According to a Global Talent Crunch Survey, by 2030, it is expected that there will be a talent deficit of 85.2 million workers across global economies and nearly $8.5 trillion in unrealized revenue. Knowledge-intensive industries such as financial services, technology, media, telecommunications, and manufacturing are some of the industries predicted to be hit the hardest.

With technology steering us towards the fourth industrial revolution artificial intelligence, metaverse, digital algorithms, and other emerging technologies have moved into our workplaces changing the way businesses capture value. The impact of emerging technologies is likely to increase the demand tech-specific skillsets that are currently lacking. 

Michael Horton, Executive Vice President & Country Manager Australia & New Zealand at HCL Technologies said; “In today’s tight global talent market, Australia’s skills shortage severity can be measured in terms of huge revenue loss. Skilled workers are an increasingly valuable commodity, and the misalignment of skills in supply and demand is driving businesses to rethink—business risks, recruitment, and remedies.”

The top 5 Australian risks
Source: 2022 Global Risk Survey
Reason behind tech talent shortages

According to Deloitte, Australia faces skills shortages across a range of key areas and skills critical to the future of work. The average worker is missing nearly two of the 18 critical skills advertised for a job, equating to 23 million skills shortages across the economy​.

“This skills gap is significant, and it’s still growing. If we continue as we are, our national skills shortage will grow to 29 million by 2030, and far-and-away the bulk of those ‘missing skills’ will be those of the heart”, said David Rumbens, Deloitte Access Economics Partner, and Lead Report Author.

“Skills of the head and, increasingly, the heart are going to be in strong demand in the future, but we face significant under-supply now, and we forecast that this will only get worse,” added Rumbens.

Gartner predicts, for businesses, tech talent shortage is the biggest barrier due to the adoption of 64% of new technologies​. Some of the other factors of the talent shortage include:

  • The exit or retirement of Gen-X or Baby Boomers from their existing roles

  • Lack of skilled employees in new and innovative technologies

  • Lack of formal STEM (Science, Technology, Engineering, and Mathematics) education

Widespread adoption of technology that  required every business or industry to hire tech professionals is another reason for the current talent shortage. Even non-tech companies began to hire tech talent locally to cater to the evolving digital commerce, which led to the ongoing talent shortage emerging technologies and their rapid adoption requiring skilled tech talent has added to the severity of the talent shortage. The United States could also lose out on $162 billion worth of revenue annually, unless it finds more high-tech workers.
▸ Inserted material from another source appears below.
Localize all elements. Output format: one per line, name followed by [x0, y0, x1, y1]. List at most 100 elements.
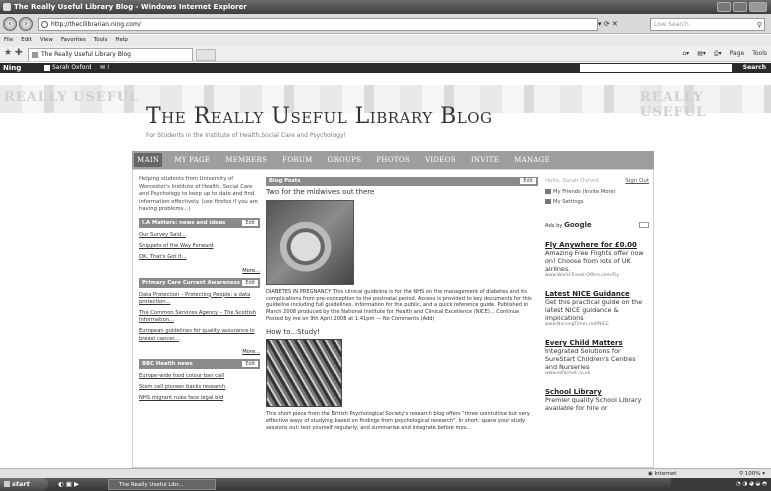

According to an Enterprise Strategy Group's "2021 Technology Spending Intentions Survey“ securing environments against increasing cybersecurity threats has made some key skills such as cybersecurity, AI and ML, cloud architecture, and automation, among the most sought-after and hardest to find skillsets​.

In a January 2022 survey, National Federal for Independent Business (NFIB) reported businesses had difficulties finding qualified candidates, and 47% reported they had job openings they could not fill, far exceeding the 48 years historical average.

One million tech jobs

 Top emerging tech skillsets

  • 83% Cybersecurity

  • 65% Cloud computing

  • 50% AI, Automation & Robotics

  • 66% Digital transformation

  • 60% Big data analytics

  • 44% IoT

  Source: Randstad

The Technology Council of Australia (TCA) has unveiled an impressive roadmap to create One Million Tech jobs. Like the DSO, the roadmap emphasizes the importance of developing Australian talent and the need to improve digital skills.
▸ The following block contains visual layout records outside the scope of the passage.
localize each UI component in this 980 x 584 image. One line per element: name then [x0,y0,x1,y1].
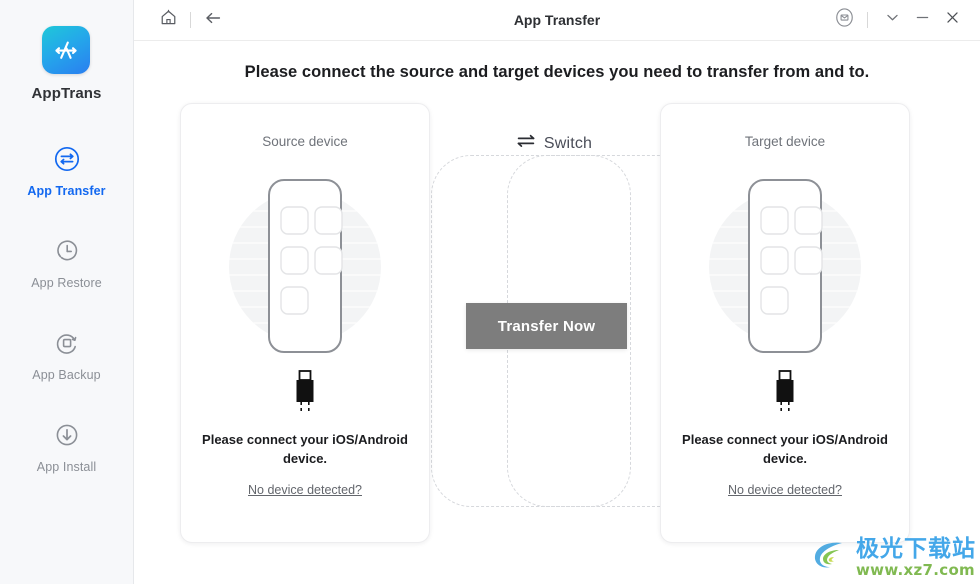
titlebar-left-controls [134,6,227,34]
page-headline: Please connect the source and target dev… [244,63,870,81]
switch-label: Switch [543,134,593,152]
transfer-stage: Source device Please connect your iOS/An… [134,103,980,555]
card-title: Target device [744,134,826,149]
close-icon [944,9,961,31]
backup-square-refresh-icon [50,326,84,360]
phone-apps-illustration-icon [220,165,390,365]
brand-name: AppTrans [31,85,102,102]
menu-chevron-button[interactable] [878,6,906,34]
usb-connector-icon [765,369,805,415]
phone-apps-illustration-icon [700,165,870,365]
sidebar-item-app-transfer[interactable]: App Transfer [0,132,133,202]
target-device-card[interactable]: Target device Please connect your iOS/An… [660,103,910,543]
no-device-detected-link[interactable]: No device detected? [248,483,362,497]
source-device-card[interactable]: Source device Please connect your iOS/An… [180,103,430,543]
arrow-left-icon [203,8,223,33]
content-area: Please connect the source and target dev… [134,41,980,584]
titlebar: App Transfer [134,0,980,41]
sidebar-item-label: App Install [36,460,97,474]
titlebar-divider-2 [867,12,868,28]
titlebar-right-controls [831,6,980,34]
feedback-mail-button[interactable] [831,6,857,34]
sidebar: AppTrans App Transfer App Restore App Ba… [0,0,134,584]
minimize-button[interactable] [908,6,936,34]
sidebar-item-app-restore[interactable]: App Restore [0,224,133,294]
sidebar-item-label: App Restore [31,276,102,290]
switch-arrows-icon [516,133,536,154]
chevron-down-icon [884,9,901,31]
sidebar-item-label: App Backup [32,368,101,382]
minimize-icon [914,9,931,31]
card-title: Source device [262,134,348,149]
card-note: Please connect your iOS/Android device. [682,432,888,466]
app-window: AppTrans App Transfer App Restore App Ba… [0,0,980,584]
apptrans-logo-icon [42,26,91,74]
download-circle-icon [50,418,84,452]
card-note: Please connect your iOS/Android device. [202,432,408,466]
sidebar-item-label: App Transfer [27,184,106,198]
home-icon [159,8,178,32]
transfer-now-button[interactable]: Transfer Now [466,303,627,349]
no-device-detected-link[interactable]: No device detected? [728,483,842,497]
clock-restore-icon [50,234,84,268]
envelope-circle-icon [834,7,855,33]
switch-devices-button[interactable]: Switch [464,133,644,154]
close-button[interactable] [938,6,966,34]
transfer-arrows-circle-icon [50,142,84,176]
titlebar-divider [190,12,191,28]
brand: AppTrans [32,26,102,102]
main-area: App Transfer Please connect the source a… [134,0,980,584]
sidebar-item-app-backup[interactable]: App Backup [0,316,133,386]
usb-connector-icon [285,369,325,415]
sidebar-item-app-install[interactable]: App Install [0,408,133,478]
back-button[interactable] [199,6,227,34]
home-button[interactable] [154,6,182,34]
sidebar-nav: App Transfer App Restore App Backup App … [0,132,133,500]
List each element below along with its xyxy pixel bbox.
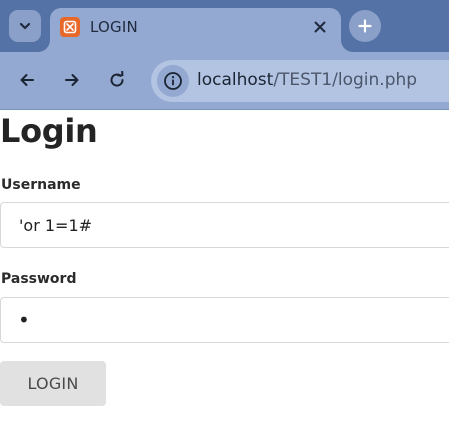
login-button[interactable]: LOGIN	[0, 361, 106, 406]
site-info-button[interactable]	[157, 65, 189, 97]
browser-tabstrip: LOGIN	[0, 0, 449, 54]
chevron-down-icon	[19, 22, 31, 30]
chrome-divider	[0, 109, 449, 110]
url-path: /TEST1/login.php	[273, 70, 418, 90]
forward-arrow-icon	[65, 74, 79, 86]
xampp-favicon-icon	[60, 17, 80, 37]
username-label: Username	[1, 177, 81, 193]
tab-title: LOGIN	[90, 18, 138, 36]
forward-button[interactable]	[56, 64, 88, 96]
username-input[interactable]	[0, 202, 449, 248]
reload-icon	[110, 71, 124, 87]
browser-tab-active[interactable]: LOGIN	[50, 8, 341, 54]
new-tab-button[interactable]	[349, 10, 381, 42]
info-icon	[164, 72, 182, 90]
plus-icon	[358, 19, 372, 33]
page-title: Login	[0, 112, 98, 150]
reload-button[interactable]	[101, 64, 133, 96]
url-host: localhost	[197, 70, 274, 90]
password-input[interactable]	[0, 297, 449, 343]
close-tab-button[interactable]	[308, 15, 332, 39]
tab-search-button[interactable]	[9, 10, 41, 42]
close-icon	[314, 21, 326, 33]
url-text: localhost/TEST1/login.php	[197, 70, 417, 90]
back-button[interactable]	[11, 64, 43, 96]
address-bar[interactable]: localhost/TEST1/login.php	[151, 60, 449, 102]
back-arrow-icon	[20, 74, 34, 86]
password-label: Password	[1, 271, 77, 287]
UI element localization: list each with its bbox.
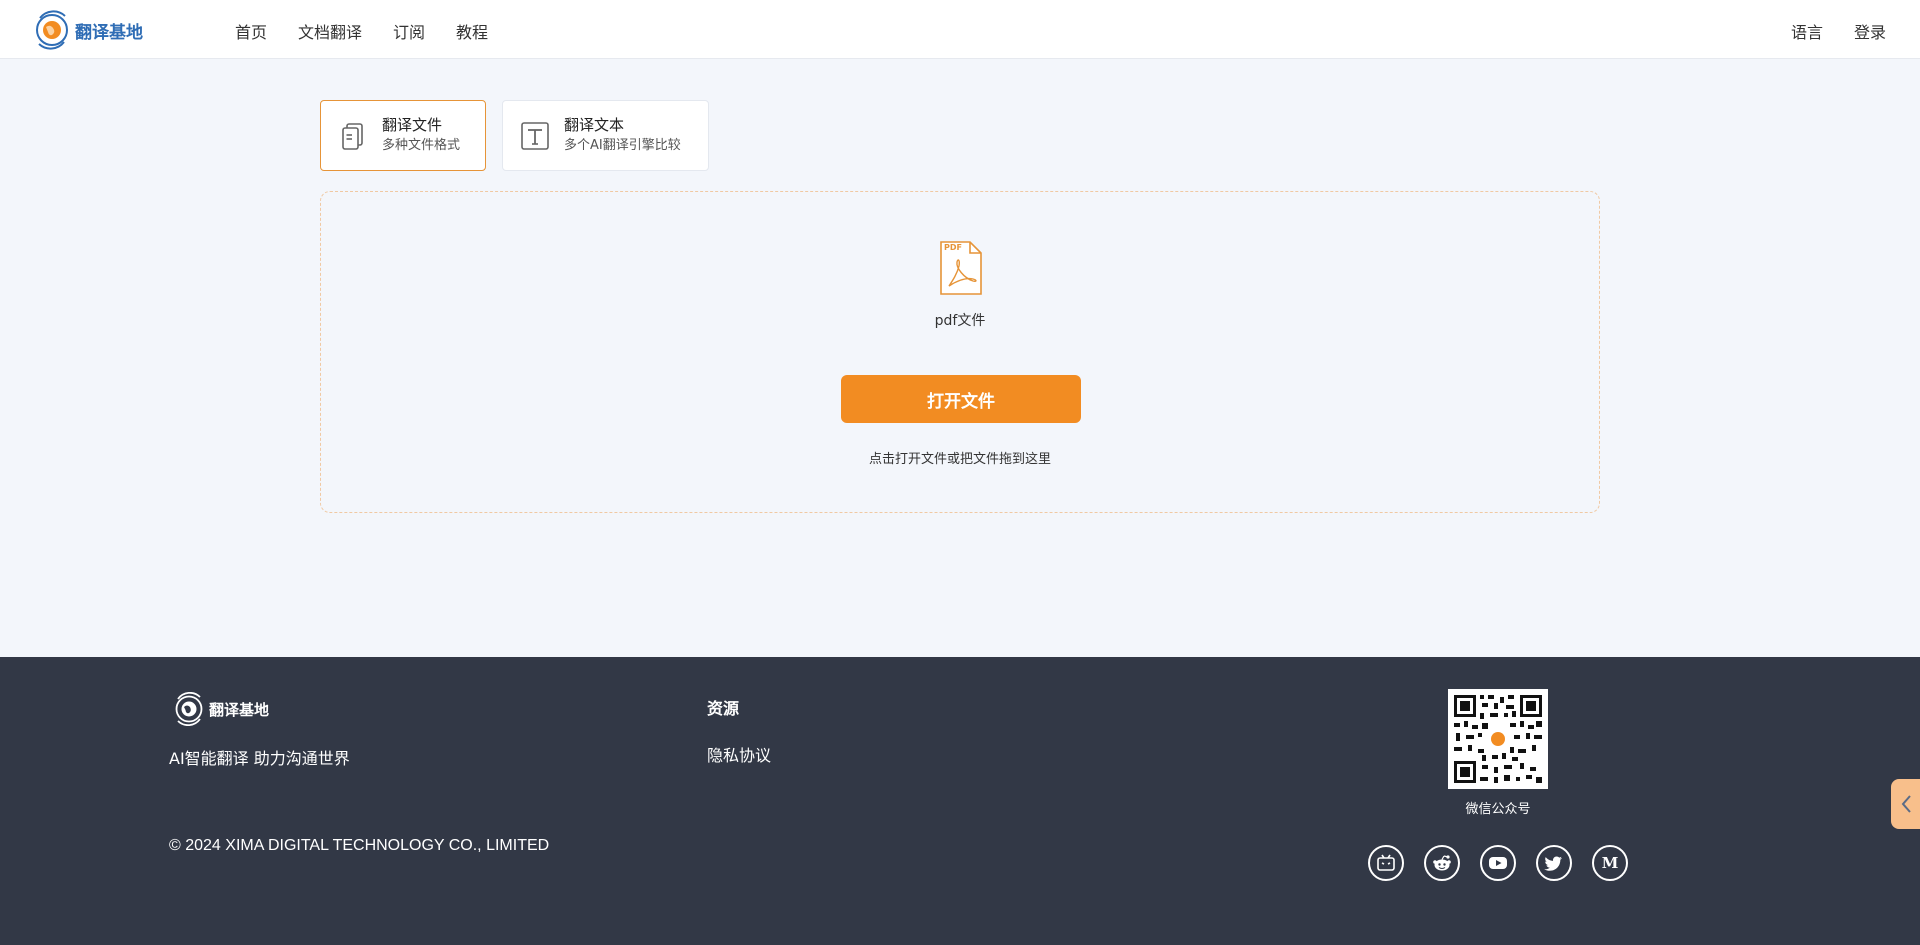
main-nav: 首页 文档翻译 订阅 教程 <box>235 19 519 43</box>
top-navbar: 翻译基地 首页 文档翻译 订阅 教程 语言 登录 <box>0 0 1920 59</box>
reddit-icon[interactable] <box>1424 845 1460 881</box>
open-file-button[interactable]: 打开文件 <box>841 375 1081 423</box>
medium-icon[interactable]: M <box>1592 845 1628 881</box>
chevron-left-icon <box>1901 795 1911 813</box>
tab-translate-file[interactable]: 翻译文件 多种文件格式 <box>320 100 486 171</box>
resources-heading: 资源 <box>707 699 740 718</box>
login-button[interactable]: 登录 <box>1854 19 1886 43</box>
footer-slogan: AI智能翻译 助力沟通世界 <box>169 749 350 768</box>
tab-file-title: 翻译文件 <box>382 116 443 134</box>
footer-logo-globe-icon <box>175 692 203 726</box>
text-t-icon <box>521 121 549 150</box>
nav-subscribe[interactable]: 订阅 <box>393 19 425 43</box>
language-button[interactable]: 语言 <box>1791 19 1823 43</box>
footer-logo[interactable]: 翻译基地 <box>172 692 269 726</box>
logo-text: 翻译基地 <box>75 22 143 43</box>
social-links: M <box>1368 845 1648 881</box>
nav-doc-translate[interactable]: 文档翻译 <box>298 19 362 43</box>
logo[interactable]: 翻译基地 <box>32 10 143 50</box>
logo-globe-icon <box>36 10 68 50</box>
privacy-policy-link[interactable]: 隐私协议 <box>707 742 771 766</box>
tab-translate-text[interactable]: 翻译文本 多个AI翻译引擎比较 <box>502 100 709 171</box>
tab-file-text: 翻译文件 多种文件格式 <box>382 115 460 156</box>
footer: 翻译基地 AI智能翻译 助力沟通世界 © 2024 XIMA DIGITAL T… <box>0 657 1920 945</box>
qr-label: 微信公众号 <box>1465 802 1531 817</box>
pdf-file-icon: PDF <box>940 241 982 295</box>
twitter-icon[interactable] <box>1536 845 1572 881</box>
file-type-label: pdf文件 <box>934 313 986 329</box>
footer-logo-text: 翻译基地 <box>209 700 270 719</box>
nav-tutorial[interactable]: 教程 <box>456 19 488 43</box>
drop-hint: 点击打开文件或把文件拖到这里 <box>868 452 1051 467</box>
bilibili-icon[interactable] <box>1368 845 1404 881</box>
pdf-badge: PDF <box>944 243 962 252</box>
side-panel-toggle[interactable] <box>1891 779 1920 829</box>
file-drop-zone[interactable]: PDF pdf文件 打开文件 点击打开文件或把文件拖到这里 <box>320 191 1600 513</box>
header-actions: 语言 登录 <box>1760 19 1886 43</box>
tab-file-subtitle: 多种文件格式 <box>382 138 461 153</box>
youtube-icon[interactable] <box>1480 845 1516 881</box>
copyright: © 2024 XIMA DIGITAL TECHNOLOGY CO., LIMI… <box>169 837 550 854</box>
wechat-qr-code <box>1448 689 1548 789</box>
tab-text-text: 翻译文本 多个AI翻译引擎比较 <box>564 115 681 156</box>
svg-text:M: M <box>1602 854 1619 872</box>
nav-home[interactable]: 首页 <box>235 19 267 43</box>
tab-text-title: 翻译文本 <box>564 116 625 134</box>
document-icon <box>342 122 363 150</box>
tab-text-subtitle: 多个AI翻译引擎比较 <box>564 138 681 153</box>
According to the roadmap, Australia has a significant opportunity. Technology has become a critical part of the Australian economy, contributing AUD 167 billion (8.5%) to GDP per year and 861,000 jobs. The council is targeting to contribute AUD 250 billion by 2025 and employ one million people​.

To meet the tech skill shortage, more than 140,000 existing workers will need to be re-skilled from other roles, as well as new digital talent recruited​.

“It’s clear that Australian businesses are looking to take a more active role in solving the skills challenge. HCL Technologies is playing its part and helping develop more effective and targeted training programs. Reskilling and upskilling are critical in improving the skills of the workforce that support the advanced technologies, that are essential to competitiveness”, added Horton.

Rise at HCL Tech - Australia

HCL Tech’s RISE at HCL program in Australia is one such  initiative offering to further change the hiring landscape. Rise at HCL aims to help individuals come back from a career break, add new tech skills to their resume, or upskill the skills they already have.

Lara Higson, Vice President, HCL Technologies said: “Organizations are competing for key talent and skills. The upskilling and reskilling program like Rise at HCL grows the overall talent pool. The idea is to understand the opportunities with emerging technologies, engage educators to prioritize key skills, remove systemic barriers, and achieve greater diversity and inclusion.”